Вопрос с магическим словом «семафор», как ушат холодной воды охлаждает буйную голову «законника».

— А ну-ка, шпана, отойди, дай поговорить с людьми!

Брошенная фраза, что он хочет говорить с людьми, отрезвляюще действует на малолеток. Они уже привыкли к тому, что «людьми» «законник» называет далеко не всех и не каждого.

Ребята присмирели, занялись своими повседневными делами — картами, содержимым растерзанного узелка Алиева, какой-то игрой «отгадай», массажем старших по возрасту, наколками.

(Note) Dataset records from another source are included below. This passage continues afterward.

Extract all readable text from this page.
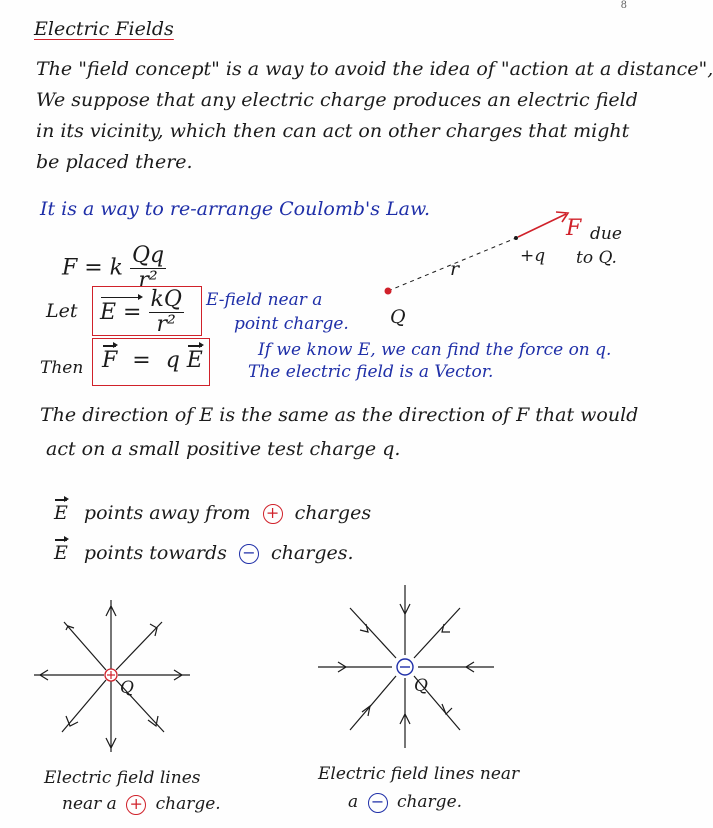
8
Electric Fields
The "field concept" is a way to avoid the idea of "action at a distance",
We suppose that any electric charge produces an electric field
in its vicinity, which then can act on other charges that might
be placed there.
It is a way to re-arrange Coulomb's Law.
F = k $\frac{Qq}{\text{r²}}$
Let $E = \frac{kQ}{\text{r²}}$ E-field near a
point charge.
Then F = q E	If we know E, we can find the force on q.
The electric field is a Vector.
The direction of E is the same as the direction of F that would
act on a small positive test charge q.
E points away from + charges
E points towards − charges.
F due
to Q.
+q
r
Q
Q	Q
Electric field lines
near a + charge.
Electric field lines near
a − charge.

«Воспитатель», заинтригованный «Семафором», с живым интересом расспрашивает, где видели, что с ним. Попутно узнаёт о Вологде, Соловках, Вятке, Норильске, Красноярске, Воркуте, Киеве, Харькове… Собственно, не о самих местах, а о наших встречах в тюрьмах этих городов с «корешами». Перед ним уже не просто «фашисты», «фраера» вчерашнего улова, а люди, видавшие виды и сотни таких, как он. А когда узнал, что «Семафор» «скурвился» и работает комендантом одного лагпункта в Норильске, а «Косой» с «Карзубым» получили лагерный срок за саботаж, а «Мамочка» потерял обе ступни, отморозив их при неудачном побеге, «Полтора Ивана» (это кличка «воспитателя») буквально на глазах преображается. Он сбрасывает со своей личины повелительно-презрительный тон, он гарантирует, что «пацаны» нас не тронут. Он покровительственно обещает, что нас ник то не обидит.

Ну, что ж. Это уже неплохо. Однако командируем одного из нас на коридор для сдачи наличных денег надзирателю под квитанцию.

«Полтора Ивана» догадывается, что мы не без денег и его перевоплощение — просто маскировка, предусматривающая наступление против «фраеров», прошедших огонь и воду, не лобовой атакой, конец которой мог быть и печальным, а хитростью. Лобовая атака может натолкнуться на ответный удар шестерых, но ночная атака на спящих со стороны «на-тыренных» малолеток может окончиться переходом наших денег в его карман, а он сам останется в стороне.

Первая же ночь показала, что не без оснований прибегли мы к сдаче денег. Все наши узелки, мешки, карманы были ловко разрезаны и их содержимое — мыло, бумага, карандаши, табак, спички, письма, фотокарточки — исчезли бесследно. Исчезло у Койраха бельё — рубаха, тёплые носки.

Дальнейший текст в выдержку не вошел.